Python3入门到精通——多线程与多进程¶

作者： Daniel Meng

本系列教程采用知识共享署名-非商业性使用-相同方式共享 2.5 中国大陆许可协议

GIL¶

Python 中的一个线程对应 C 里的一个线程，线程间协作免不了锁机制。而 Python 被人说的最多的锁莫过于全局解释器锁(GIL, Global Interpreter Lock) ，它导致同一时刻只有一个线程在 CPU 内核上执行字节码，无法将多线程映射到多核上执行

但在某些情况下，GIL 会主动释放

import threading
test_res = []

total = 0

def add():
    global total
    for i in range(1000000):
        total += 1

def desc():
    global total
    for i in range(1000000):
        total -= 1

thread_one = threading.Thread(target=add)
thread_two = threading.Thread(target=desc)
thread_one.start()
thread_two.start()
thread_one.join()
thread_two.join()

test_res.append(total)

执行四次上述代码

test_res

[-559567, -278363, -624265, -332884]

发现结果不定。这是因为 GIL 会根据字节码长度和时间片释放 GIL，此外遇到 IO 操作时也会 GIL 也会被主动释放掉

多线程编程¶

进程是计算机资源的分配单位，线程构成进程并共享进程分得的资源，线程是操作系统任务调度的最小单位。对于 I/O 操作来讲，多进程还是多线程差别不大。

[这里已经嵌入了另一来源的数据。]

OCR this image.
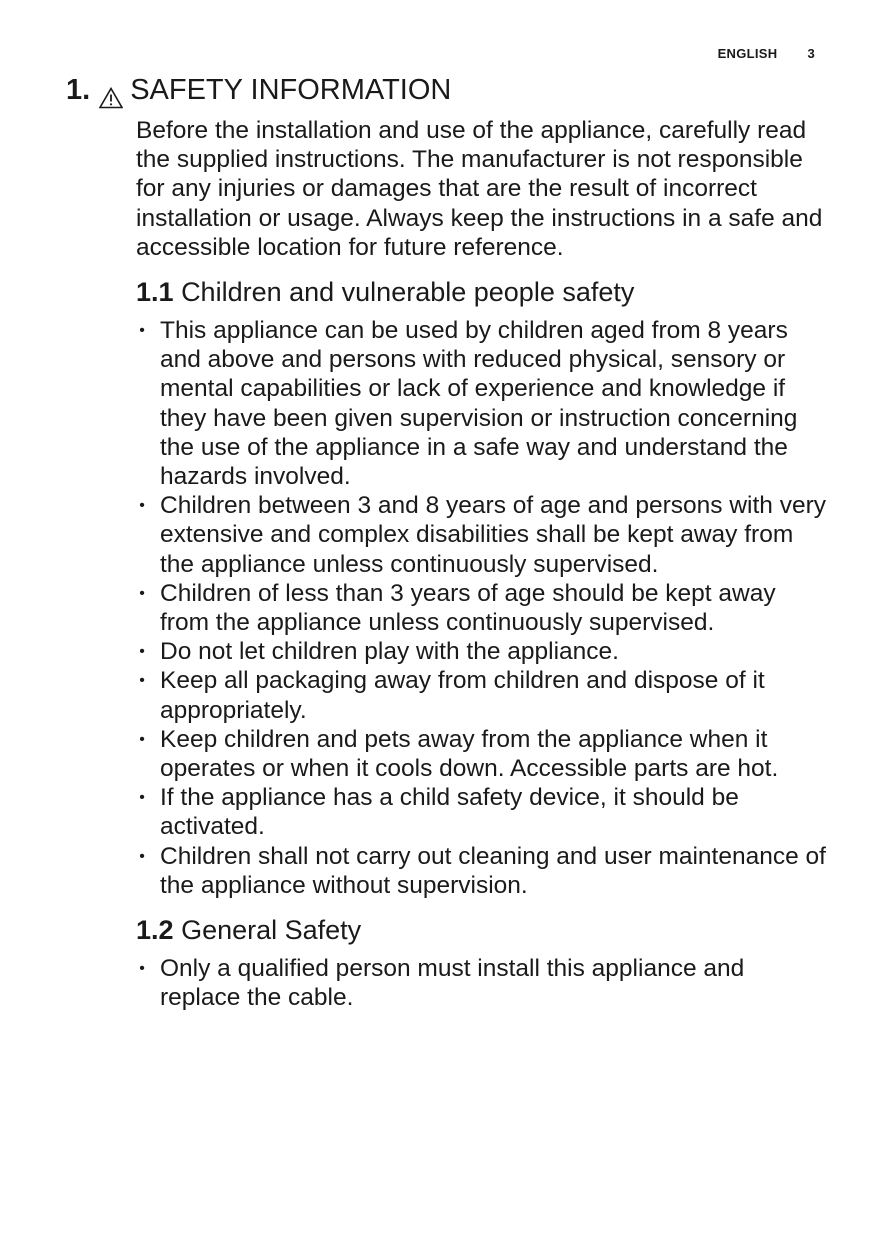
ENGLISH 3
1. SAFETY INFORMATION

Before the installation and use of the appliance, carefully read the supplied instructions. The manufacturer is not responsible for any injuries or damages that are the result of incorrect installation or usage. Always keep the instructions in a safe and accessible location for future reference.

1.1 Children and vulnerable people safety
• This appliance can be used by children aged from 8 years and above and persons with reduced physical, sensory or mental capabilities or lack of experience and knowledge if they have been given supervision or instruction concerning the use of the appliance in a safe way and understand the hazards involved.
• Children between 3 and 8 years of age and persons with very extensive and complex disabilities shall be kept away from the appliance unless continuously supervised.
• Children of less than 3 years of age should be kept away from the appliance unless continuously supervised.
• Do not let children play with the appliance.
• Keep all packaging away from children and dispose of it appropriately.
• Keep children and pets away from the appliance when it operates or when it cools down. Accessible parts are hot.
• If the appliance has a child safety device, it should be activated.
• Children shall not carry out cleaning and user maintenance of the appliance without supervision.
1.2 General Safety
• Only a qualified person must install this appliance and replace the cable.
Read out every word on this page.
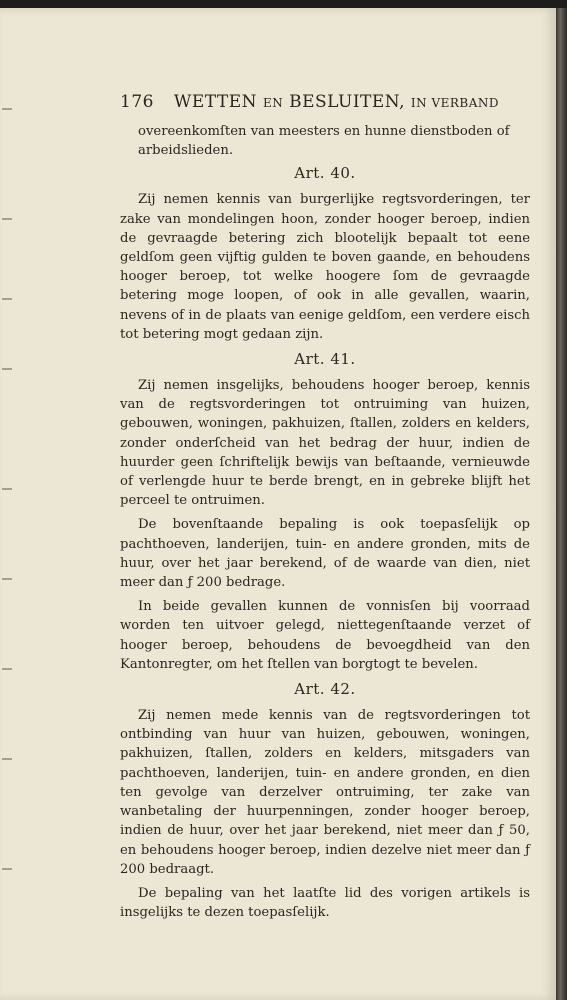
176 WETTEN EN BESLUITEN, IN VERBAND

overeenkomſten van meesters en hunne dienstboden of arbeidslieden.

Art. 40.

Zij nemen kennis van burgerlijke regtsvorderingen, ter zake van mondelingen hoon, zonder hooger beroep, indien de gevraagde betering zich blootelijk bepaalt tot eene geldſom geen vijftig gulden te boven gaande, en behoudens hooger beroep, tot welke hoogere ſom de gevraagde betering moge loopen, of ook in alle gevallen, waarin, nevens of in de plaats van eenige geldſom, een verdere eisch tot betering mogt gedaan zijn.

Art. 41.

Zij nemen insgelijks, behoudens hooger beroep, kennis van de regtsvorderingen tot ontruiming van huizen, gebouwen, woningen, pakhuizen, ſtallen, zolders en kelders, zonder onderſcheid van het bedrag der huur, indien de huurder geen ſchriftelijk bewijs van beſtaande, vernieuwde of verlengde huur te berde brengt, en in gebreke blijft het perceel te ontruimen.

De bovenſtaande bepaling is ook toepasſelijk op pachthoeven, landerijen, tuin- en andere gronden, mits de huur, over het jaar berekend, of de waarde van dien, niet meer dan ƒ 200 bedrage.

In beide gevallen kunnen de vonnisſen bij voorraad worden ten uitvoer gelegd, niettegenſtaande verzet of hooger beroep, behoudens de bevoegdheid van den Kantonregter, om het ſtellen van borgtogt te bevelen.

Art. 42.

Zij nemen mede kennis van de regtsvorderingen tot ontbinding van huur van huizen, gebouwen, woningen, pakhuizen, ſtallen, zolders en kelders, mitsgaders van pachthoeven, landerijen, tuin- en andere gronden, en dien ten gevolge van derzelver ontruiming, ter zake van wanbetaling der huurpenningen, zonder hooger beroep, indien de huur, over het jaar berekend, niet meer dan ƒ 50, en behoudens hooger beroep, indien dezelve niet meer dan ƒ 200 bedraagt.

De bepaling van het laatſte lid des vorigen artikels is insgelijks te dezen toepasſelijk.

Python 中线程相关的模块是 threading，多线程编程常见两种方式，其一是直接使用 threading.Thread 实例化线程

import time
from threading import Thread

def get_html(url):
    print('Start getting html')
    time.sleep(2)
    print('End  getting html')

def get_detail(url):
    print('Start getting url')
    time.sleep(4)
    print('End  getting url')

html_thread = Thread(target=get_html, args=('',))
detail_thread = Thread(target=get_detail, args=('',))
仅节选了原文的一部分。